Omaggio a Paolo Turco

Due strade portano a lui: il cinema, nel quale entrò a vent’anni dalla porta principale recitando Nino in “Un bellissimo novembre” di Mauro Bolognini (1969), ma anche questa terra, cui si è legato per amore sin da ragazzo. Un messaggio arrivato da Gianluca Venditti nei mesi scorsi ai canali social del festival lo suggerisce: «Sarebbe bello ricordare Paolo Turco per la sua carriera di attore e doppiatore ma anche per il suo legame speciale con il Molise e nella fattispecie con Ripabottoni, dove trascorreva lunghi periodi e dove ha lasciato un vuoto. Sempre discreto, mai protagonista. Un uomo straordinario».

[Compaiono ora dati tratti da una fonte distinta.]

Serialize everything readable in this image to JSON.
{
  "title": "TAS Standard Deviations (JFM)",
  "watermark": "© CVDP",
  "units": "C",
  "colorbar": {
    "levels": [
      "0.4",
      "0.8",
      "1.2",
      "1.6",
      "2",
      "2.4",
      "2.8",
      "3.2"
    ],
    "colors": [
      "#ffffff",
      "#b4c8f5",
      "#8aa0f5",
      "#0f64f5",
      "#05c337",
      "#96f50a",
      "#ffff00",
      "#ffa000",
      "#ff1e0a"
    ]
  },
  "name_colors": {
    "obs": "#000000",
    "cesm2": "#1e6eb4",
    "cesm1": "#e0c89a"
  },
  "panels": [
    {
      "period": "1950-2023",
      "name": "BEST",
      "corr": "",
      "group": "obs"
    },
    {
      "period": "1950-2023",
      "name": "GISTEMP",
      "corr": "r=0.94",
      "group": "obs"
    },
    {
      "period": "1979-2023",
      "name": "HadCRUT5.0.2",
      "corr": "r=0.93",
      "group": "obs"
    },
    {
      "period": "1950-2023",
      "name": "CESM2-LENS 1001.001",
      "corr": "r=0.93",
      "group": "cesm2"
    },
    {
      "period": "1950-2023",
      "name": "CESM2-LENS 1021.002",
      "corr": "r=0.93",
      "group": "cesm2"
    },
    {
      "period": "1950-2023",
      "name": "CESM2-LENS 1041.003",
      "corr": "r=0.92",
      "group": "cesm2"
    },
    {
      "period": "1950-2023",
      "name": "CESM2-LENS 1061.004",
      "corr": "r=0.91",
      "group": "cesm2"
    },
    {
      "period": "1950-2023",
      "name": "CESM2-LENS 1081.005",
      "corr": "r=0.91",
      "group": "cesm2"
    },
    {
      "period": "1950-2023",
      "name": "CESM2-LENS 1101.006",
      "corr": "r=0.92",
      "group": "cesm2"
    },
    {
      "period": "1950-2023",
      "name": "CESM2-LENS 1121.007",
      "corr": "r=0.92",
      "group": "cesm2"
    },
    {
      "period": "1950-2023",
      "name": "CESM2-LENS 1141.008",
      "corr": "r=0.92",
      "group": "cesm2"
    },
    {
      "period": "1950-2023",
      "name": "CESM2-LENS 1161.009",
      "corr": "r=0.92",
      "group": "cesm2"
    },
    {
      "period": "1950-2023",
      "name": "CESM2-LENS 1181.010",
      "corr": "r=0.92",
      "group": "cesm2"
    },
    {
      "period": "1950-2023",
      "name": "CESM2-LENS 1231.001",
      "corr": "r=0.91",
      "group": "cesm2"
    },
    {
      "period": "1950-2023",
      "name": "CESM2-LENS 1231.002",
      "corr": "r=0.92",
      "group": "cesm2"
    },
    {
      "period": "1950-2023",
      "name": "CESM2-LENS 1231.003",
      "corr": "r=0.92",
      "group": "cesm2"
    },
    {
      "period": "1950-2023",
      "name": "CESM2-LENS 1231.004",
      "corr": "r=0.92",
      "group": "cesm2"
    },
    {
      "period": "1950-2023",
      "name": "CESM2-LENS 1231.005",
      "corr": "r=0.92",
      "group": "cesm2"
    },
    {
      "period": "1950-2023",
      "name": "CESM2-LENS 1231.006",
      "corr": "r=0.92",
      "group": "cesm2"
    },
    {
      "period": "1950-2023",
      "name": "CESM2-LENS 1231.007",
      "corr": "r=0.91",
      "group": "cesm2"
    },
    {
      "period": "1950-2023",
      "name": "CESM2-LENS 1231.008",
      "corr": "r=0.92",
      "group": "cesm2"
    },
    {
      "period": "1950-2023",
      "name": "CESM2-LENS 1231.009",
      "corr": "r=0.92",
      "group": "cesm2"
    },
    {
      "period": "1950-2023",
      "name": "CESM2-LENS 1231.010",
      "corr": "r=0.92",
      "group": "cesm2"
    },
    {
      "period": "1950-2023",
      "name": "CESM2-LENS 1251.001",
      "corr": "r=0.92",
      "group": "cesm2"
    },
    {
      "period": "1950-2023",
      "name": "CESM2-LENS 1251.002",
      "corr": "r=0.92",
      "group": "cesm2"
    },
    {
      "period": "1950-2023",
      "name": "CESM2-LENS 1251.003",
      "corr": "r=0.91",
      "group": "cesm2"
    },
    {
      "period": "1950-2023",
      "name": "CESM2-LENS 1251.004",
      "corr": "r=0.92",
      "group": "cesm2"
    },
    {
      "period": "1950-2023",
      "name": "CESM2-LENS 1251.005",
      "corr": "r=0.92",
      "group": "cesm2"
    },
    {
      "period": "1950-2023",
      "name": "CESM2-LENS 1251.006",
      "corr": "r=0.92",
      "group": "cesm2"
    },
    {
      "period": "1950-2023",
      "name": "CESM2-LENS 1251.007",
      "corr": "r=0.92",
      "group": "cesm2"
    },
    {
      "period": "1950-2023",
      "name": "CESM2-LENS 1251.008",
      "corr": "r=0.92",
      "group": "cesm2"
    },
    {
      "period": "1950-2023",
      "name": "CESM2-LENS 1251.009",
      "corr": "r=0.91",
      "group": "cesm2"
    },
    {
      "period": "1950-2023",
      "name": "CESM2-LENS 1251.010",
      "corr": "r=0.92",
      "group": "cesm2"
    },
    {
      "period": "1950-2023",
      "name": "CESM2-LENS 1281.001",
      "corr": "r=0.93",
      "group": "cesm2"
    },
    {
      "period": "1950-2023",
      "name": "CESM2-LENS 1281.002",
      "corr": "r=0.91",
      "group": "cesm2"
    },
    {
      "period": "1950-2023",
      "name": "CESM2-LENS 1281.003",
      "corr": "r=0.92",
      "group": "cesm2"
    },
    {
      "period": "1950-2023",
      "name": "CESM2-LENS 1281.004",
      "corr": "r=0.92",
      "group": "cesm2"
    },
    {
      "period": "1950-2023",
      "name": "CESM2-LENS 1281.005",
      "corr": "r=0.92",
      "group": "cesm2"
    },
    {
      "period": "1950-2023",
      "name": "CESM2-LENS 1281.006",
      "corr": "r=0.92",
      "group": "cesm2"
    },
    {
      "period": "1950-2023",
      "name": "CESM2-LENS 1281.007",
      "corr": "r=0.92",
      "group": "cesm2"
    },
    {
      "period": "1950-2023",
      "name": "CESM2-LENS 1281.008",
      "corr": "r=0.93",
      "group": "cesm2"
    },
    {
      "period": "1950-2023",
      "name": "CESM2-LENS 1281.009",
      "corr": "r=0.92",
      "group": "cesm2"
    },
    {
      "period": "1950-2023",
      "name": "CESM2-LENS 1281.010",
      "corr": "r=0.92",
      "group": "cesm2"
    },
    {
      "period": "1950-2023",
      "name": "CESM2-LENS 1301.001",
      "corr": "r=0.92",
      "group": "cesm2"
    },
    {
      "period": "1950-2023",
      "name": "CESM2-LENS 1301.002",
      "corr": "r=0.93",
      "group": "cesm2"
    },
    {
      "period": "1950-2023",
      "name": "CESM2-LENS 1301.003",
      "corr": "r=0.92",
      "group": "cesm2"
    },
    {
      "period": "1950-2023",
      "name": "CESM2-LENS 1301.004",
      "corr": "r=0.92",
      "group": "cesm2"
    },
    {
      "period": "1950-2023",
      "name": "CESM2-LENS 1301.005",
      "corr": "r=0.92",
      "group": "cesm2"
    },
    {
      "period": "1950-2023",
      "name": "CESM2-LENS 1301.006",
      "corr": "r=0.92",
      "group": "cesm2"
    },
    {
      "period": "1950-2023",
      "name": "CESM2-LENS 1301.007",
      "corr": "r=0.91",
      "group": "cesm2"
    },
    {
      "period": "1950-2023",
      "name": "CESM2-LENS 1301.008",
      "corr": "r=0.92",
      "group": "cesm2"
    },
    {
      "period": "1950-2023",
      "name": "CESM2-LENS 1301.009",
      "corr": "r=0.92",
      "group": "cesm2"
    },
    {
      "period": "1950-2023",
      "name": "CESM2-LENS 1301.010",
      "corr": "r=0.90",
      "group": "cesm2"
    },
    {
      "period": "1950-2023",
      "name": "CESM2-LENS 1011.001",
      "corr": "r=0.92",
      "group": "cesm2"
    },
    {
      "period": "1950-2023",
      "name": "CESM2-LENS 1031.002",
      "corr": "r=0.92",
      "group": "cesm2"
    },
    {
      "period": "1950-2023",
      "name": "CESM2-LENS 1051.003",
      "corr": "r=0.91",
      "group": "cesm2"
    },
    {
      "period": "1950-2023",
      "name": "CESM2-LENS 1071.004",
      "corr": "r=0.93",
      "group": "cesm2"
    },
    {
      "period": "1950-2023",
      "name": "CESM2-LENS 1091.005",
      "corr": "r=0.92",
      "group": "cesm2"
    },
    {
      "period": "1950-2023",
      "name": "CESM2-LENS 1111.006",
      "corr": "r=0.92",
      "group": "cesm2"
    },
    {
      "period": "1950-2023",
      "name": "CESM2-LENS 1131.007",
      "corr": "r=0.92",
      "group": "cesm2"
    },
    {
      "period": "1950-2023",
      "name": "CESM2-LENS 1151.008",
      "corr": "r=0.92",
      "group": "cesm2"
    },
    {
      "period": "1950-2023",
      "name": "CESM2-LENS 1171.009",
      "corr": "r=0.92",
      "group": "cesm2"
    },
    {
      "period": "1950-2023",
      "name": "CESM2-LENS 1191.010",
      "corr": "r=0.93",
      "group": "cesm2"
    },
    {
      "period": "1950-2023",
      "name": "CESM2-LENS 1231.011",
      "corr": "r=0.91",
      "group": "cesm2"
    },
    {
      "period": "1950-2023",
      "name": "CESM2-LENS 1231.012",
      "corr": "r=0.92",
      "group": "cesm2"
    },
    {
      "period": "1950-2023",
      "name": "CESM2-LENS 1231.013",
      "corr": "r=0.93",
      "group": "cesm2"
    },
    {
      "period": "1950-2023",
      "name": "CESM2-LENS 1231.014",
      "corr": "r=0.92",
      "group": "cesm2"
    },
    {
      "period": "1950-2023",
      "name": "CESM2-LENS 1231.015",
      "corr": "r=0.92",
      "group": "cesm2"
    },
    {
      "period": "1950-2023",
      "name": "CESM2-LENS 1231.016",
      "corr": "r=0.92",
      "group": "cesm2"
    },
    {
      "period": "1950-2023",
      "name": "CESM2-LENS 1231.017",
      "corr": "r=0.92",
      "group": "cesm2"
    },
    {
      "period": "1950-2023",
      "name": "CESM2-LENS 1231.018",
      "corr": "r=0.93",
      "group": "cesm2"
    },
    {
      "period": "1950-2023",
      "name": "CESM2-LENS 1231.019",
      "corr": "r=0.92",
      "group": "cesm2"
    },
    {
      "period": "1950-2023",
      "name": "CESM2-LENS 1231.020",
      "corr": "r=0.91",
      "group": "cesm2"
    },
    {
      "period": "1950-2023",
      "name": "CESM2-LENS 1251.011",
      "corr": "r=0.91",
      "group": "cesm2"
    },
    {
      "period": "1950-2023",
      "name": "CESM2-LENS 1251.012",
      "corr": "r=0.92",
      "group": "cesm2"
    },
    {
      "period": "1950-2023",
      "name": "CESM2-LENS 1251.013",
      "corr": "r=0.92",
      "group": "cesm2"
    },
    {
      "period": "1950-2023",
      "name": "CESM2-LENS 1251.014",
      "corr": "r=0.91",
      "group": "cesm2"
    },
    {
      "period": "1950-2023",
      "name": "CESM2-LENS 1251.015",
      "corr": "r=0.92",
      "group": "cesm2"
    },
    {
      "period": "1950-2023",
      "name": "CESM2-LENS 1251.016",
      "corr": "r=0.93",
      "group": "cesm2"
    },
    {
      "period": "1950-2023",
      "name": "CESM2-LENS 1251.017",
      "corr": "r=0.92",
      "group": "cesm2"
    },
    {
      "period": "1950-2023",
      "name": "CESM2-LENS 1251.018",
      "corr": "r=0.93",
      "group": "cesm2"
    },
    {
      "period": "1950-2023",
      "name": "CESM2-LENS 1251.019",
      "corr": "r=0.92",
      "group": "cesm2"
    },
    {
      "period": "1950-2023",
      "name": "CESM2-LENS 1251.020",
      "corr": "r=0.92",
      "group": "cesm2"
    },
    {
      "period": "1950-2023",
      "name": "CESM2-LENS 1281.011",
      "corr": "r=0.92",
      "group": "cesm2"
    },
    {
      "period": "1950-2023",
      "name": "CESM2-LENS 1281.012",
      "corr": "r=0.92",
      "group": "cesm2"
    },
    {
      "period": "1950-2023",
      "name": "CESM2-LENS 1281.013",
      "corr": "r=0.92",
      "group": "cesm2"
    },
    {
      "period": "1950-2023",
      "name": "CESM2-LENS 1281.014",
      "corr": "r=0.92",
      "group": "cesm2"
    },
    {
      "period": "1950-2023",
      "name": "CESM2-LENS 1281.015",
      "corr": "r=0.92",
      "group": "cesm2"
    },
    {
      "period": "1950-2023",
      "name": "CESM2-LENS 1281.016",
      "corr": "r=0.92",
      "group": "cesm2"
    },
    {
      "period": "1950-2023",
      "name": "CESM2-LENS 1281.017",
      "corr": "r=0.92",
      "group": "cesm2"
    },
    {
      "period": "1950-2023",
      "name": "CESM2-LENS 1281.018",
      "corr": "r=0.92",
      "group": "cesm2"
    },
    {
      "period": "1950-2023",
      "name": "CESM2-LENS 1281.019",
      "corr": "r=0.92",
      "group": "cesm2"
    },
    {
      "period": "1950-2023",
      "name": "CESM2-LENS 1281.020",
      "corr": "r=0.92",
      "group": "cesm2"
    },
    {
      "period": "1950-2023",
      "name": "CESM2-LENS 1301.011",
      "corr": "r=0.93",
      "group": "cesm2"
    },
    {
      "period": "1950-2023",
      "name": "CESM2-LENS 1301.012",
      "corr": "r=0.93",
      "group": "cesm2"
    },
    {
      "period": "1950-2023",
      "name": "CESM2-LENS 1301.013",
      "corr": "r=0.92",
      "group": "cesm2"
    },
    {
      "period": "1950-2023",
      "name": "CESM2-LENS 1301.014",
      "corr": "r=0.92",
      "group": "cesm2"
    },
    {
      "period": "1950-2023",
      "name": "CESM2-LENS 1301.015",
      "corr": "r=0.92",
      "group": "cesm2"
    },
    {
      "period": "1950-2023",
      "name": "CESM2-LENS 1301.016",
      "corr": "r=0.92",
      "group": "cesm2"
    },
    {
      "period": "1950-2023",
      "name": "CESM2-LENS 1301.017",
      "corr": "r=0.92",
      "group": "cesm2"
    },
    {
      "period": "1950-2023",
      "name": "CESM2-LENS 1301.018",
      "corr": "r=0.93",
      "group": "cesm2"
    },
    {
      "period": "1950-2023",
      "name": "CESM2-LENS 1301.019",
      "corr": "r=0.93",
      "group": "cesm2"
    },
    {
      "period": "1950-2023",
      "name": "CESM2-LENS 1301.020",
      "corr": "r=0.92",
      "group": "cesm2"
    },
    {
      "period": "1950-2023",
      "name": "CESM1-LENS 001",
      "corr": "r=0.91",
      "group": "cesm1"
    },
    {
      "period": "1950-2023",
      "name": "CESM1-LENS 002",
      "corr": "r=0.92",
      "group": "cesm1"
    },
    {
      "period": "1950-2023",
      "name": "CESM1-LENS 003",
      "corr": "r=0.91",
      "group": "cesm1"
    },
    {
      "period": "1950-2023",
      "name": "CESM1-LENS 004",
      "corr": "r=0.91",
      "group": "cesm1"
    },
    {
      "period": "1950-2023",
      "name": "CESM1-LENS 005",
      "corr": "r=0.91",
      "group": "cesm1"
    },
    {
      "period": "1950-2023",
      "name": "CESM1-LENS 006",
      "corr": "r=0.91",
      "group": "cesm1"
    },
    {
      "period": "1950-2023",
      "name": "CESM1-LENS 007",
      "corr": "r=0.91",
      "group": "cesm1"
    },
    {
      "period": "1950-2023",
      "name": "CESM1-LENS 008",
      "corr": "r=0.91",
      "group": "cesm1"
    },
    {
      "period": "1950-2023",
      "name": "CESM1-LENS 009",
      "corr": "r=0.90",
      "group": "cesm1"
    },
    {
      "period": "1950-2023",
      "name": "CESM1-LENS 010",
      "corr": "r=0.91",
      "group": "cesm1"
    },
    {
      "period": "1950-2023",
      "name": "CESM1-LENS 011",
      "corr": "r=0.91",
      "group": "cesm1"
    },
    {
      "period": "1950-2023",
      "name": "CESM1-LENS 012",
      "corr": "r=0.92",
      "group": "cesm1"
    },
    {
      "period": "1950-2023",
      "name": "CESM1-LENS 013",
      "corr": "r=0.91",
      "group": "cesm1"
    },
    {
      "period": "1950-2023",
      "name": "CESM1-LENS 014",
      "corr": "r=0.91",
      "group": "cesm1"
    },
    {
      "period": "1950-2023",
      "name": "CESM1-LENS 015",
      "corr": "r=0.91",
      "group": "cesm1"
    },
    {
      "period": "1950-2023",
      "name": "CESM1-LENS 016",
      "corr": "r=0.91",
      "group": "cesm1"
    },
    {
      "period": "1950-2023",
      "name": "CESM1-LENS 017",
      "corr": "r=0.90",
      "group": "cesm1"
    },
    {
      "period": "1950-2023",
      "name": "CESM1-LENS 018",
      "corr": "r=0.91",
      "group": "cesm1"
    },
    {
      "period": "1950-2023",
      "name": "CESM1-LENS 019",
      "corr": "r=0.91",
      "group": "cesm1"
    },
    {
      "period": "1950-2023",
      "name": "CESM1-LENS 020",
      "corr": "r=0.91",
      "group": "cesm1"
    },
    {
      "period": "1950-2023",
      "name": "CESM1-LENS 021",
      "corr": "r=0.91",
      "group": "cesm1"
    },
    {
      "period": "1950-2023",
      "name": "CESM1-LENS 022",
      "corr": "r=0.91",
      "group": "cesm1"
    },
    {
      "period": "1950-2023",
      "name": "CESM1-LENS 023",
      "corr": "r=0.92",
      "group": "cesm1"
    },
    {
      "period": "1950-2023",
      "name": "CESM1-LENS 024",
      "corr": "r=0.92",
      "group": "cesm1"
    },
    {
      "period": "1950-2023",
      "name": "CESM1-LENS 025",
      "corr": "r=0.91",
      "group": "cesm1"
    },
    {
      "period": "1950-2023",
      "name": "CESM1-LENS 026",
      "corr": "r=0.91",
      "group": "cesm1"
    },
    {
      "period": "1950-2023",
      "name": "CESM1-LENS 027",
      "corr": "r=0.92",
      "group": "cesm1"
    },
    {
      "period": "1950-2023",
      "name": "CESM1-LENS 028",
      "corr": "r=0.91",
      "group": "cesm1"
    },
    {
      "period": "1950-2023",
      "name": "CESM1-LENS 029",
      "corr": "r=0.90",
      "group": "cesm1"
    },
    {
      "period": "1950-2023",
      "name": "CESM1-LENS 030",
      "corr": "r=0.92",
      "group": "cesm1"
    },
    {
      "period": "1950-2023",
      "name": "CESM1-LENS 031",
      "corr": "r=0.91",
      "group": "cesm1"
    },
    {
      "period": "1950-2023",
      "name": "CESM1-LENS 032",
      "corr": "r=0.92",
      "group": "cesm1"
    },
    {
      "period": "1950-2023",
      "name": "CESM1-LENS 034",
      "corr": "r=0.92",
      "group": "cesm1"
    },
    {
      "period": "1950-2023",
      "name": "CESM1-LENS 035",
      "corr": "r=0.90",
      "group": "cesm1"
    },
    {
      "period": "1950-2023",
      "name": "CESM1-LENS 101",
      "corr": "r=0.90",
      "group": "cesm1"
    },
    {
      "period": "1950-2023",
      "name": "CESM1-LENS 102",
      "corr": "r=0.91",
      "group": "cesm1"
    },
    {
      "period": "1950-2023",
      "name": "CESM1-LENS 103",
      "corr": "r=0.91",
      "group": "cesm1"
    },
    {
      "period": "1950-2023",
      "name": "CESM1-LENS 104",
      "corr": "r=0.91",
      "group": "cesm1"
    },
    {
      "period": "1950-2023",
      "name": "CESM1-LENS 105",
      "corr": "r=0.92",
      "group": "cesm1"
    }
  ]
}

Nella sua lunga carriera Paolo Turco ha attraversato il cinema (“Pane e Cioccolata”, “La vita in gioco”, “Baciamo le mani”, “Salvo d’Acquisto”, “Aiutami a sognare”), il teatro (“Hair”, “Il vizio assurdo”, “Riccardo II”, “Les Negres”), la televisione (“Orlando furioso”, “Camilla”, “Jazz Band”, ), il doppiaggio (“Qualcuno volò su nido del cuculo”, “Star trek”), la direzione del doppiaggio e l’adattamento dei dialoghi (“Ladybird ladybird”, “Il cattivo tenente”, “il palloncino bianco”, “Dr. House”). E non ha mai smesso di attraversare ed amare questi luoghi, il Molise discreto, scintillante, impervio.
Nell’intreccio tra questi elementi, il Festival ha scelto per l’omaggio di proiettare “Trevico-Torino (viaggio del Fiat-nam)”, a cinquant’anni dalla sua uscita nelle sale. Unico film che Ettore Scola ha autoprodotto, per via dell’argomento che sembrò scomodo ai produttori, due anni dopo “Permette? Rocco Papaleo” (1971), intreccia il documentario e narrativa, su un canovaccio di sceneggiatura che si è andato precisando durante le riprese, per raccontare l’abisso che si trova a percorrere il giovane Fortunato Santospirito (Paolo Turco), che parte in treno da Trevico (paese natale di Scola), provincia di Avellino, e va a lavorare alla Fiat di Torino. Da operaio e da immigrato. Tra difficoltà, prese di coscienza, vita di corsa, e il timido idillio con la studentessa borghese impegnata (Vicky Franzinetti), sotto gli occhi del grande mostro che tutto inghiotte e che a tutto sovraintende: la fabbrica.

Il film viene presentato a MoliseCinema 2023 nella versione restaurata dal Museo Nazionale del Cinema di Torino e dalla Fondazione Cineteca di Bologna. La visione è accompagnata dagli interventi di Silvia Scola e Fabio Ferzetti. Si ringrazia per la collaborazione l’AAMOD.